En période de doute, d’autonomie, de gloutonnerie, de rien, les petits de l’histoire se régulent dans  le haut  vol des voies  et des grands axes ainsi qu’aux arcs  qu’il faut contourner en allant d’une pièce à d’autres, ou bien sous la table où l’on voit des belles ceintures qui seront des unités de temps. On avait décidé de distinguer les chanceux par les fines herbes qu’ils ont dans leurs poches et plutôt que de les  gêner l’après-midi, de leur donner une application de mesures et de les mettre  au barrage qu’ils fréquentent. Je m’en  veux de devenir moins espiègle, à  ces puissances, à ce tic suivi, ce cap, et qui seront aussi funèbres  que les multiples lanternes rouges qui m’éclairaient jusqu’au matin avec un képi et une double règle sur la tête, puis quittaient  la terrasse où je faisais figure d’éclair pour aller dans des géométries aux proportions d’un plus d’un mal accompagné qu’un moribond, le reste reste ce qu’il est, et tout se rend incompatible autour de moi.

Les grands serpents au hasard de leurs amalgames ne  conçoivent pas  la présence des vedettes au degré zéro de leur bilan et de leur virulence, on leur défend de goûter aux céréales, aux ultraviolets, à lame intacte des bêtes. De façon bien dite, les garanties des imbéciles ont un côté sombre, que de riches infirmières rendent   accessoires pour  d’alertes amours, ici à la manière d’un nageur de crawl et de  papillon sans pataugas, je peux dire que toutes les matières d’alliance sont d’inutiles agréments distendus par  des erreurs d’étranglement, je m’agite en manœuvre autour de cette idée que des personnes qui ne sont pas les plus démentielles ne sont pas une protection rapprochée et que ceci reste défendable.

Le fait d’entrer et de sortir des surprises d’une fille que l’on veut épouser est un ancien jeu pratiqué par ceux qui aspirent à des interjections bruyantes. En termes de comparaison, le bureau d’un notaire n’est pas plus désaccordé que le cabinet d’un médecin assermenté, qui le temps d’une révolution hausse le ton pour donner le change, voilà donc le désaccord, une indignation d’esprit d’antan, abattement de toujours, salle de jeux pour les produits de brasserie de ceux qui augmentent la libido et nos liens grammaticaux, comment résister à cet ensemble qui cherche son bout par là où il n’est  pas, par la danse, ce déterminisme inconcevable. Dans ces parages j’exerce mon métier de conducteur de troupeaux, de constructeur de clarinettes qui feront se noyer les rats et de ma cellule, j’observerai cette  autre option de  pianiste qui écoute les bêtes approfondies.

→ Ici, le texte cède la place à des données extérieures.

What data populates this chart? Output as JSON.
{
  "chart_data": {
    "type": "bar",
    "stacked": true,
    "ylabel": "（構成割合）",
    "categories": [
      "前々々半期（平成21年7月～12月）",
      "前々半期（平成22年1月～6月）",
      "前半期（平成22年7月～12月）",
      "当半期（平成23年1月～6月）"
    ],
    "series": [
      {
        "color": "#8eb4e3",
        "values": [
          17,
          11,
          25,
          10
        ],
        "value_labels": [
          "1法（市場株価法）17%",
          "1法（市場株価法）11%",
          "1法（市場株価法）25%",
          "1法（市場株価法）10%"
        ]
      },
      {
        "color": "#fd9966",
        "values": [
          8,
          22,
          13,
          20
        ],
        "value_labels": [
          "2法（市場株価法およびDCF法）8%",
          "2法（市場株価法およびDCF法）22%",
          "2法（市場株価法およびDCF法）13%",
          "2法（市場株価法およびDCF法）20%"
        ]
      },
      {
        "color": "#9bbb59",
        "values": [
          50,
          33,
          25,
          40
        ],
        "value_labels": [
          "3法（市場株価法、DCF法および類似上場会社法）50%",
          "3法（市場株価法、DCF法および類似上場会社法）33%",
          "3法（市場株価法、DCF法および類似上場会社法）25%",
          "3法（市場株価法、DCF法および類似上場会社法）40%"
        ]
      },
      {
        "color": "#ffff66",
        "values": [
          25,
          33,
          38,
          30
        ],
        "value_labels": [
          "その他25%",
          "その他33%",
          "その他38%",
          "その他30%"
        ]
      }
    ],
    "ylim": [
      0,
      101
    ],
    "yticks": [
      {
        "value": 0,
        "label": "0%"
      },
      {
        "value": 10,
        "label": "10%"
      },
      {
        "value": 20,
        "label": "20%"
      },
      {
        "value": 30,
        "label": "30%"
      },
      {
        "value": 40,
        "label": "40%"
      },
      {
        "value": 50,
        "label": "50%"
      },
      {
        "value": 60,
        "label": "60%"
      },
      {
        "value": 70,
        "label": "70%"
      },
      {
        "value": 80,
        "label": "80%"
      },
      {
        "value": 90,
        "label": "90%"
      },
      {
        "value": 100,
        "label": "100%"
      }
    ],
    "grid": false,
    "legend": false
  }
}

Les prises que l’on partage s’immobilise dans un isolement de poupée impersonnelle, cette expérience professionnelle répétée mille fois  fait d’ailleurs pousser des poils  un peu partout à des jeunes filles impubères sans leur porter préjudice ni au visage ni au torse. Par  petits groupes  ceux que l’on a mis au rebut tressent des cordages qu’il lance à des adipeux  riverains diplômés de sciences absconses pour qu’ils puissent plus aisément traverser les gués boueux, il y a là aussi ceux qui ont abrégé leur ascension, et des bateaux pour les personnes âgées qui vont aller se dégrader  collectivement dans les errances entre les doigts bibliques des saloperies d’anges voyageurs de leur état, et des avancées qu’aucun navigateur n’aurait commises sur des mers libres. La jeunesse se doit de garder ses armes pour d’artificiels  paradis, cette escale plus savante, puis par revenir  à ses mois de sonneries.